The reality is more prosaic. Truss was the product, not the source, of her party’s problems. She embodied a Conservatism that embraced creative destruction, that was dismissive of caution and contemptuous of institutions, that prized ideology over experience and regarded opposing voices as heresies to be burned out; a Conservatism that had ceded power to irresponsible think-tanks, contrarian newspaper columnists and a dwindling party membership that nobody has elected. Truss’s crime was to carry that Molotov Cocktail into government, holding it aloft like a torch; but it was others who mixed the ingredients and lit the fuse. The paradox is that this combustible mix was so often described as “real” or “true” Conservatism; yet that aspiration may offer the beginnings of a road to recovery.

If the Conservative Party is to rebuild itself, it might find inspiration in its own best traditions. It might recognise that institutions are fragile and easily damaged: that the problem with “moving fast and breaking things” is that things of value get broken.

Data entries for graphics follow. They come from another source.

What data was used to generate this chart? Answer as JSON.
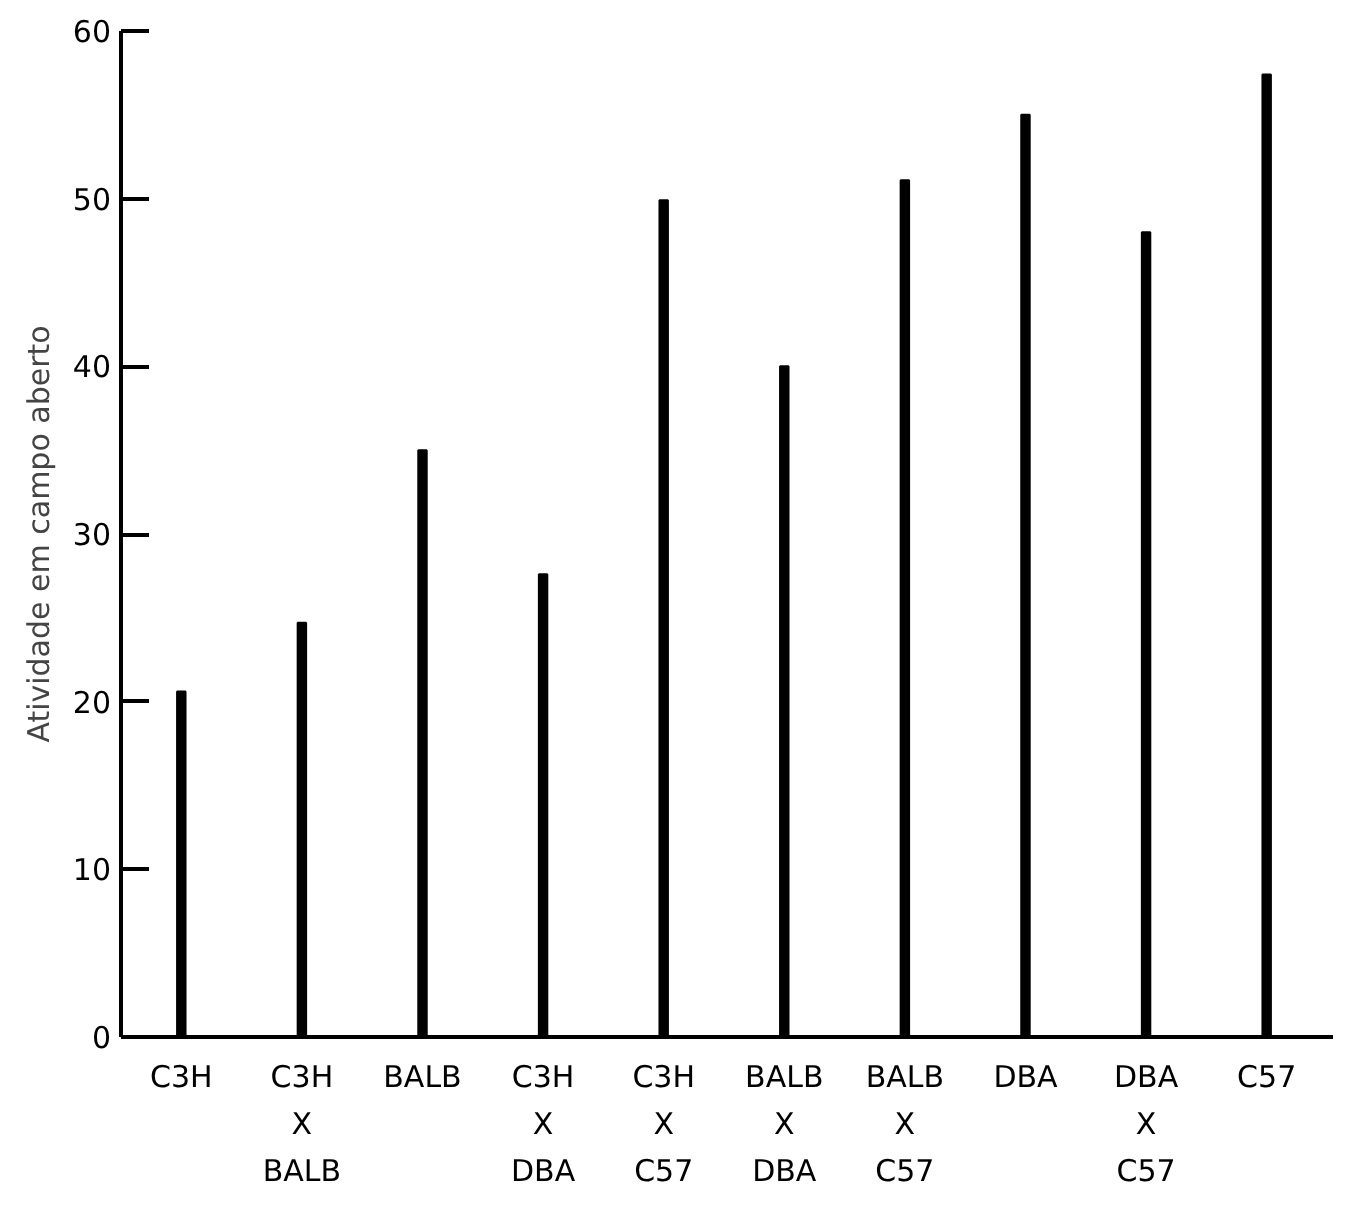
{
  "chart_data": {
    "type": "bar",
    "ylabel": "Atividade em campo aberto",
    "categories": [
      "C3H",
      "C3H\nX\nBALB",
      "BALB",
      "C3H\nX\nDBA",
      "C3H\nX\nC57",
      "BALB\nX\nDBA",
      "BALB\nX\nC57",
      "DBA",
      "DBA\nX\nC57",
      "C57"
    ],
    "values": [
      20.6,
      24.7,
      35,
      27.6,
      49.9,
      40,
      51.1,
      55,
      48,
      57.4
    ],
    "color": "#000000",
    "ylim": [
      0,
      60
    ],
    "yticks": [
      0,
      10,
      20,
      30,
      40,
      50,
      60
    ],
    "grid": false
  }
}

It might revive its sense of human fallibility, requiring grand ideological visions to be tested carefully against evidence and experience. It might recognise, as Margaret Thatcher did, that caution is not the enemy of change, but a crucial component of its success.

That will require it to reconsider its taste for disruption, and to wean itself off the influence of what Truss herself famously called “vested interests dressed up as think-tanks”. Like the Labour Party, it may also need to rethink the case for treating the choice of prime minister as a subscriber benefit for its dwindling pool of members. Temperamentally, Sunak seems less inclined to play the “disruptor”; whether he can defy the forces in his party that crave such a role remains to be seen.

In her final speech as Prime Minister, Truss offered a mangled quotation from the Roman philosopher Seneca: “It is not because things are difficult that we do not dare. It is because we do not dare that they are difficult”. It was a bizarre choice for a politician who had just crashed the public finances and destroyed her own premiership, as a result — in her own words — of going “too far and too fast“. If the Conservative Party is to take Seneca as its inspiration, it might be wiser to look to his reflections on Epicurus, who remarked that “A consciousness of wrongdoing is the first step to salvation”. This, Seneca concluded, was a “very good” maxim. “For a person who is not aware that he is doing anything wrong has no desire to be put right. You have to catch yourself doing it before you can reform”.